Until last week, the Dar brothers were sharing the same desk. Now, they lie buried in adjacent graves, 150 meters from their home.
Ghulam Dar, who worked as a laborer, saved to educate his five children. “I have built this house on loan and even sold my wife’s property to educate our children,” he said.
“They were doing a diploma in Stenography,” said Raja. “They were really close with each other and would do everything together. They were more friends than brothers.” Umer had recently graduated in Arts and joined his brother in the diploma.
For him, Ishfaq was a mentor. “Ishfaq would teach Umer lessons of adulthood and helped him with his work,” he said, adding that they had their own printing service. “They would print banners, charts, and maps [for schools]. Their last banner was still under design.”
The Dar residence was filled with mourners while a tent next to their house was reverberating with screams and wails. “They wouldn’t even talk with anyone,” said one of the local residents. “They were so good and decent.”

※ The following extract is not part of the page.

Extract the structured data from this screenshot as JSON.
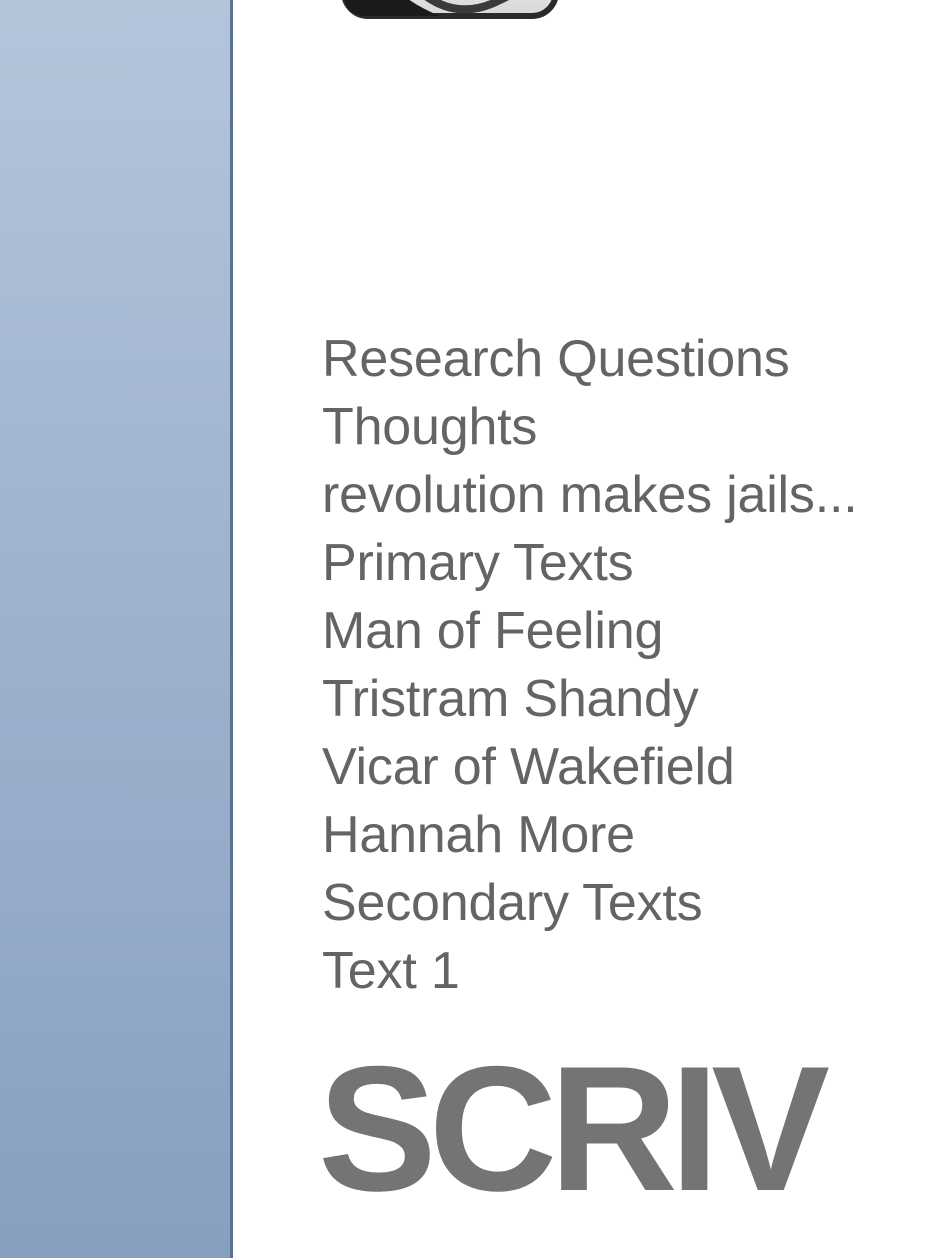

The incident was condemned by unionists as well as Jammu and Kashmir Lieutenant Governor Manoj Sinha. Condemning the attack, Sinha said: “[My] deepest condolences to the family in this hour of grief. Those behind this despicable attack will not go unpunished.”
Mehbooba Mufti, former chief minister and president of the People’s Democratic Party (PDP), said in a tweet: “In Kashmir, we watch helplessly as young lives are snuffed out. Death [and] destruction have become the norm. Sadly GOI doesn’t seem to care since Kashmiri lives have little value for them. [My] deepest condolences to the family.”
On Sunday, senior police officials, including Kashmir police chief Vijay Kumar and Senior Superintendent of Police (SSP) Budgam, visited the family and paid condolences.
But as Dar sits at his home, he is still looking for an answer: “Why were my sons killed?”
“Give us justice. They [government] should investigate. This is all I want to say.”